Just as at Earlham, you are responsible for all medical expenses that you incur. Please carry details of your medical insurance with you. It is possible that you will not be able to file insurance claims in South Asia; you may need to retain receipts for medical treatment and submit them to your insurance company upon your return. Check with your insurance provider for specific details.
Chartis Travel Guard Assistance Services.
Earlham students are covered for emergency services while participating in an Earlham off-campus program. The group name is Earlham College. The policy numberis SRG 9138270. The toll free number is 877-832-3523 and the international collect number is 715- 295-1194. The customer service email is email@example.com.
SAFETY AND SECURITY IN India
These are some general suggestions and recommendations for safety and security while living and traveling in India. You should be in regular communication with the program leaders about these kinds of issues throughout the semester, and do your best to stay informed about the local situation.
- The loss or theft of a U.S. passport abroad should be reported immediately to the local police and the nearest U.S. Embassy or consulate. Also contact a program leader immediately.
- Carry emergency phone numbers with you. Make sure you inform your faculty leaders and host family of your travel plans. Keep in touch if your plans change. Check in regularly.
- Act and walk in a confident manner. Act like you know what you are doing and where you are going.
- Don’t carry large amounts of cash with you. Carry your money in several places–pockets, money pouch or money belt, or even in your shoe.
- Don’t carry your wallets in your back pocket and be careful with purses, backpacks and cameras as they can be easy targets.

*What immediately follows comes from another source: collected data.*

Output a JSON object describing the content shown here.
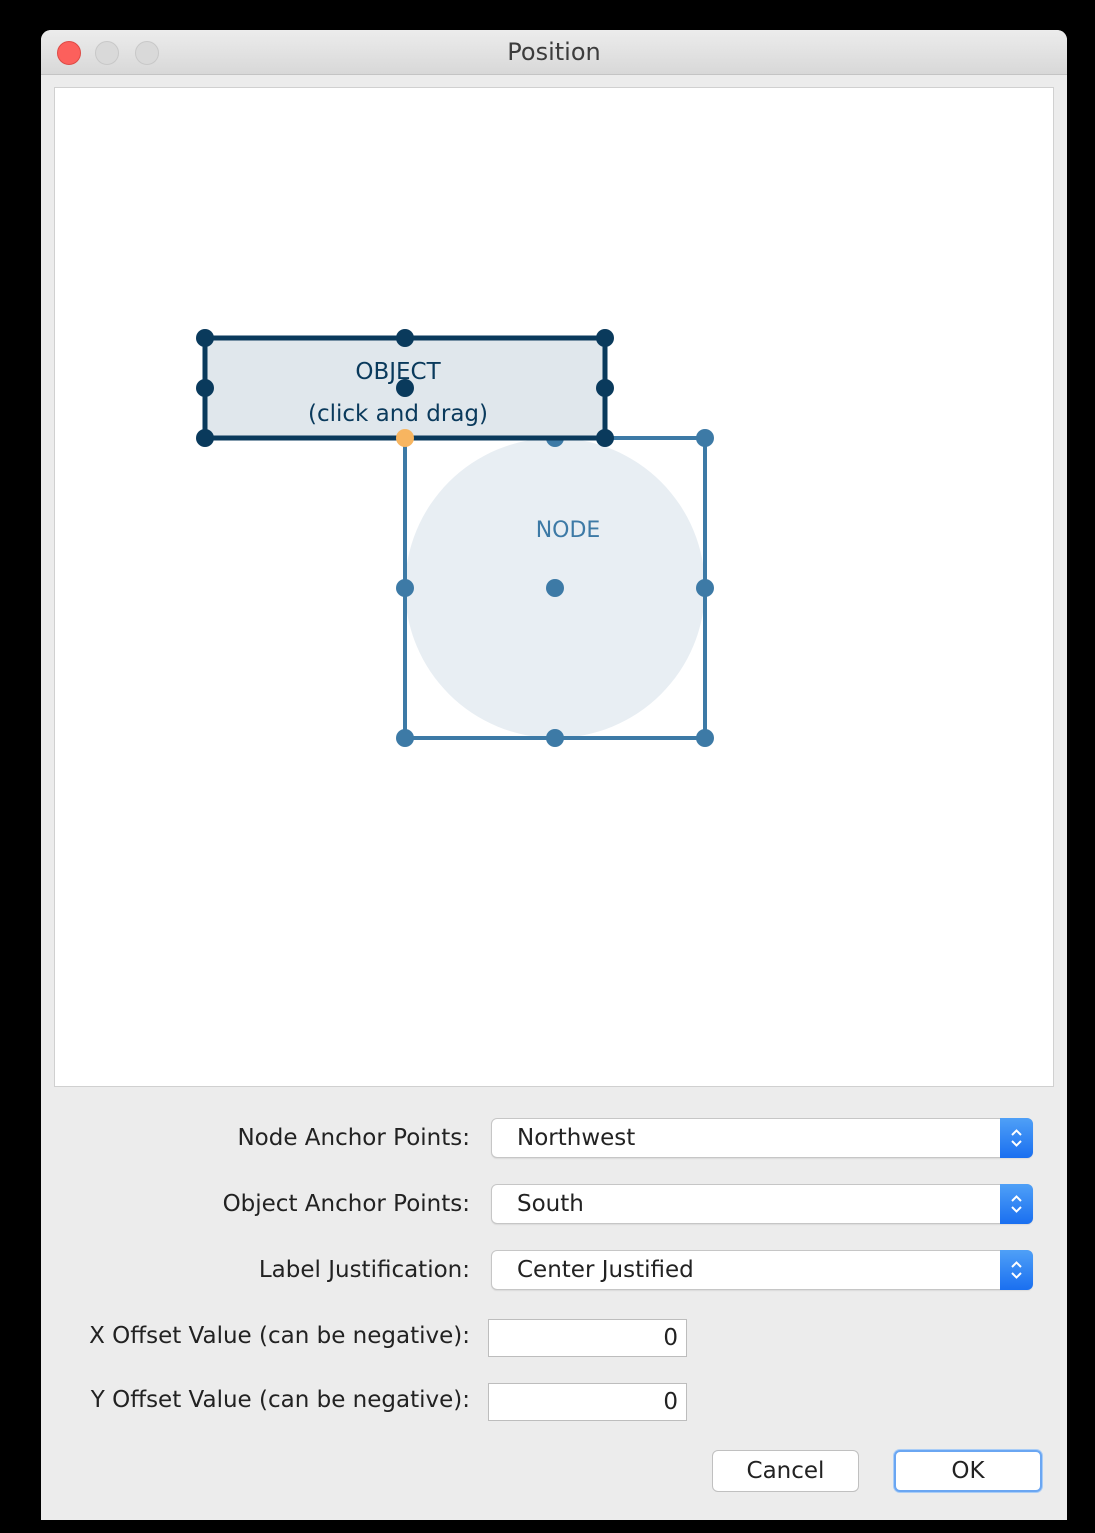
{
  "window": {
    "title": "Position"
  },
  "canvas": {
    "object_label_line1": "OBJECT",
    "object_label_line2": "(click and drag)",
    "node_label": "NODE",
    "colors": {
      "object_stroke": "#0a3a5c",
      "object_fill": "#e0e7ec",
      "node_stroke": "#3d7aa6",
      "node_fill": "#e8eef3",
      "anchor_highlight": "#f7b560"
    }
  },
  "form": {
    "node_anchor": {
      "label": "Node Anchor Points:",
      "value": "Northwest"
    },
    "object_anchor": {
      "label": "Object Anchor Points:",
      "value": "South"
    },
    "label_justification": {
      "label": "Label Justification:",
      "value": "Center Justified"
    },
    "x_offset": {
      "label": "X Offset Value (can be negative):",
      "value": "0"
    },
    "y_offset": {
      "label": "Y Offset Value (can be negative):",
      "value": "0"
    }
  },
  "buttons": {
    "cancel": "Cancel",
    "ok": "OK"
  }
}
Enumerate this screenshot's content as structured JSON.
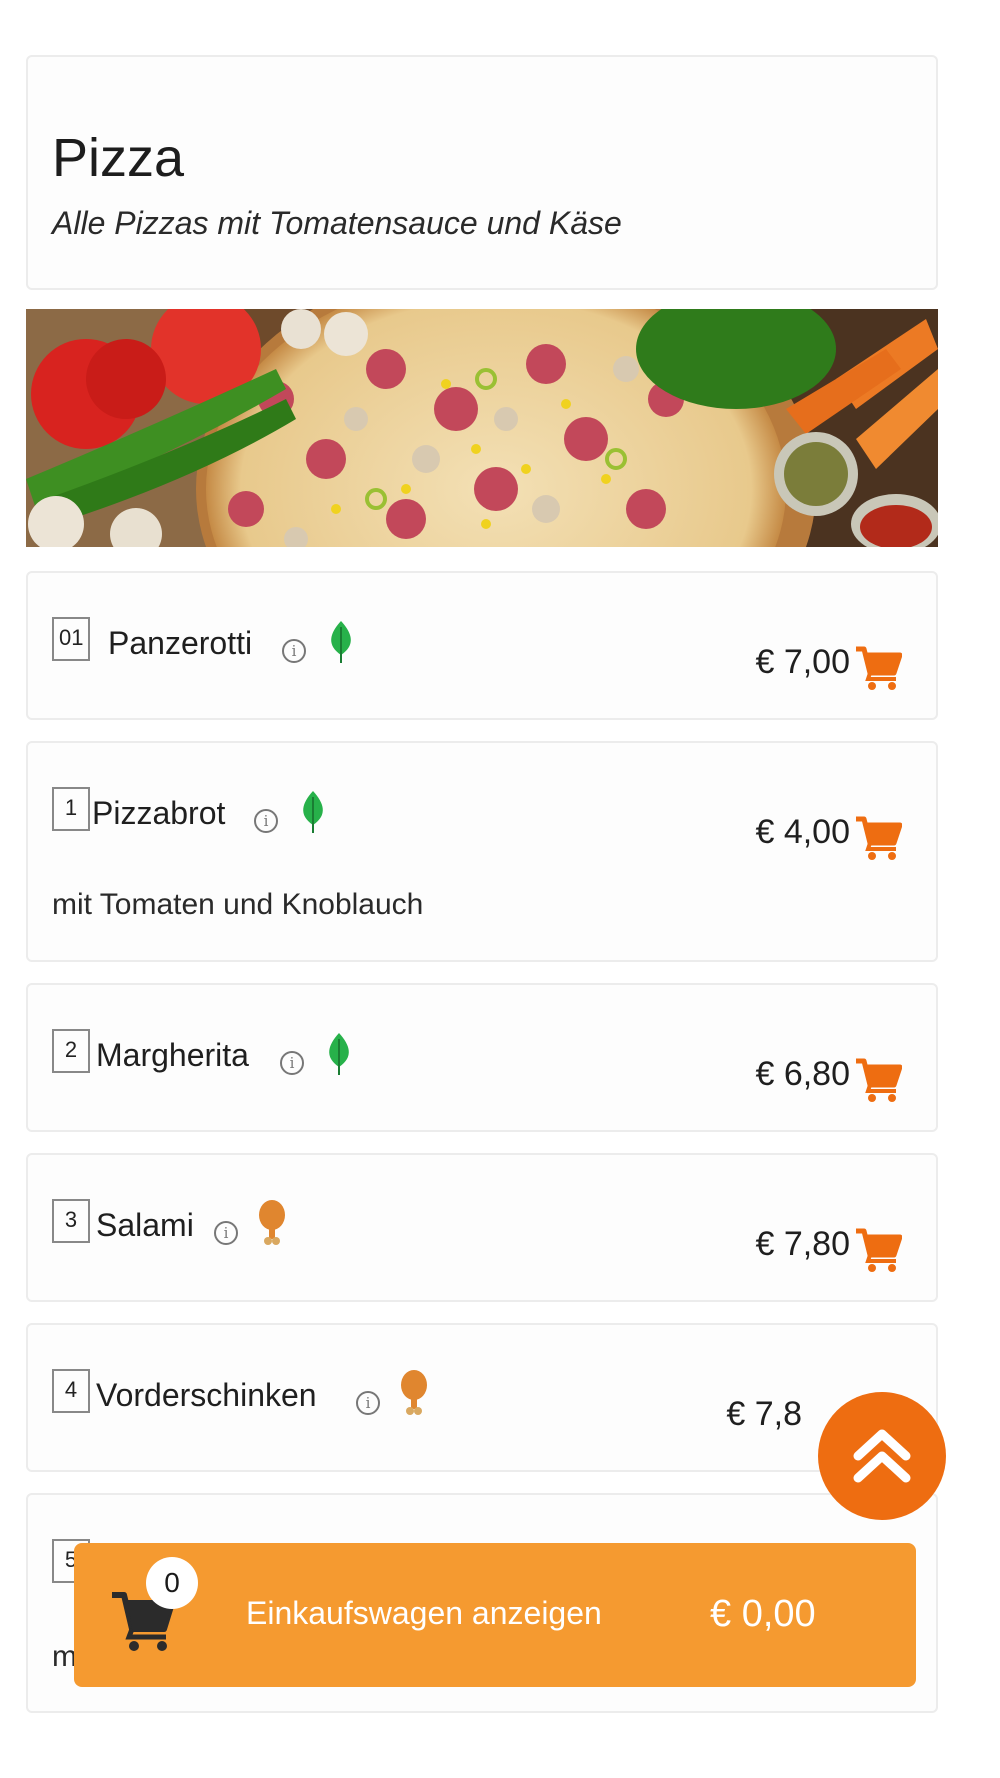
{
  "category": {
    "title": "Pizza",
    "subtitle": "Alle Pizzas mit Tomatensauce und Käse"
  },
  "items": [
    {
      "number": "01",
      "name": "Panzerotti",
      "badge": "leaf-icon",
      "price": "€ 7,00",
      "description": ""
    },
    {
      "number": "1",
      "name": "Pizzabrot",
      "badge": "leaf-icon",
      "price": "€ 4,00",
      "description": "mit Tomaten und Knoblauch"
    },
    {
      "number": "2",
      "name": "Margherita",
      "badge": "leaf-icon",
      "price": "€ 6,80",
      "description": ""
    },
    {
      "number": "3",
      "name": "Salami",
      "badge": "drumstick-icon",
      "price": "€ 7,80",
      "description": ""
    },
    {
      "number": "4",
      "name": "Vorderschinken",
      "badge": "drumstick-icon",
      "price": "€ 7,8",
      "description": ""
    },
    {
      "number": "5",
      "name": "",
      "badge": "leaf-icon",
      "price": "",
      "description": "m"
    }
  ],
  "cart": {
    "count": "0",
    "label": "Einkaufswagen anzeigen",
    "total": "€ 0,00"
  },
  "colors": {
    "accent": "#ee6d11",
    "cart_bar": "#f59a30",
    "leaf": "#27b14a",
    "drumstick": "#e0862f"
  }
}
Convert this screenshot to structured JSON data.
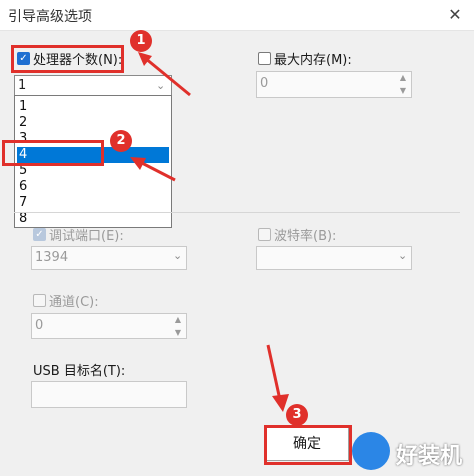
{
  "window": {
    "title": "引导高级选项",
    "close_glyph": "✕"
  },
  "processors": {
    "label": "处理器个数(N):",
    "checked": true,
    "value": "1",
    "options": [
      "1",
      "2",
      "3",
      "4",
      "5",
      "6",
      "7",
      "8"
    ],
    "highlighted": "4"
  },
  "max_memory": {
    "label": "最大内存(M):",
    "value": "0"
  },
  "debug_port": {
    "label": "调试端口(E):",
    "value": "1394"
  },
  "baud_rate": {
    "label": "波特率(B):",
    "value": ""
  },
  "channel": {
    "label": "通道(C):",
    "value": "0"
  },
  "usb_target": {
    "label": "USB 目标名(T):",
    "value": ""
  },
  "buttons": {
    "ok_label": "确定"
  },
  "annotations": {
    "badge1": "1",
    "badge2": "2",
    "badge3": "3"
  },
  "watermark": {
    "text": "好装机"
  },
  "colors": {
    "annotation_red": "#e0302b",
    "selection_blue": "#0078d7"
  }
}
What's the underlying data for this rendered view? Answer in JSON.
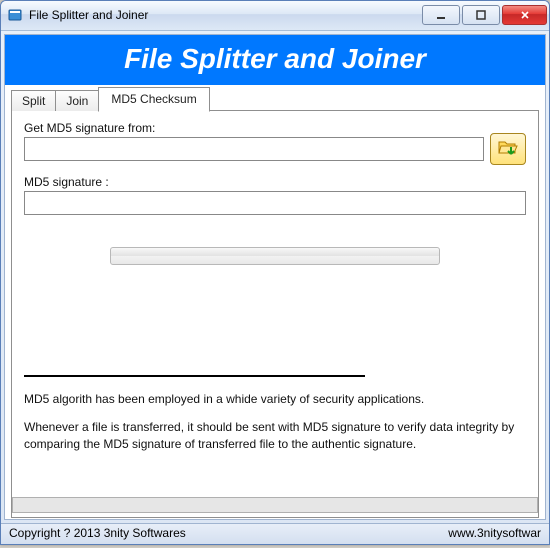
{
  "title": "File Splitter and Joiner",
  "banner": "File Splitter and Joiner",
  "tabs": [
    {
      "label": "Split"
    },
    {
      "label": "Join"
    },
    {
      "label": "MD5 Checksum"
    }
  ],
  "active_tab": 2,
  "md5": {
    "from_label": "Get MD5 signature from:",
    "from_value": "",
    "signature_label": "MD5 signature :",
    "signature_value": ""
  },
  "description": {
    "p1": "MD5 algorith has been employed in a whide variety of security applications.",
    "p2": "Whenever a file is transferred, it should be sent with MD5 signature to verify data integrity by comparing the MD5 signature of transferred file to the authentic signature."
  },
  "status": {
    "left": "Copyright ? 2013 3nity Softwares",
    "right": "www.3nitysoftwar"
  }
}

- Don’t walk / travel at night in areas you don’t know, and never alone. Stay in well lit and populated areas. Learn the areas that are safe and avoid those that are more risky.
- Don’t travel alone! It is best to travel in groups of threes and fours. Don’t travel at night, especially on long trips. Don’t hitchhike.
- Be careful with water and food. Drink only purified water (be careful with ice cubes also) and only eat fruits and vegetables that have been peeled, cooked or disinfected. Only eat well-cooked seafood. Wash your hands often.
- Inform your host family or your faculty leader if you have severe or frequent diarrhea or vomiting. If you are traveling, see a doctor right away.
- Be careful when you are out in the sun; the sun can be a lot stronger than you are used to. Avoid becoming dehydrated and/or sunburned. Drink more water than you think you need, and carry purified water with you. Use sunscreen and a hat, and don’t stay out too long at midday.
- Travel light so that you can keep track of your bags. Be extra cautious on busy streets.
- Make sure that someone can get in touch with you in case of emergencies.
- Stay in regular communication with family members at home so they know what you are doing and don’t worry about you!!
- Check your travel plans with the faculty leader and program staff. Make sure that you are aware of the situation in the area that you plan to travel to. If there are doubts about the safety or security of a place you might travel to, check with the US Embassy. If there are problems, change your plans and don’t go.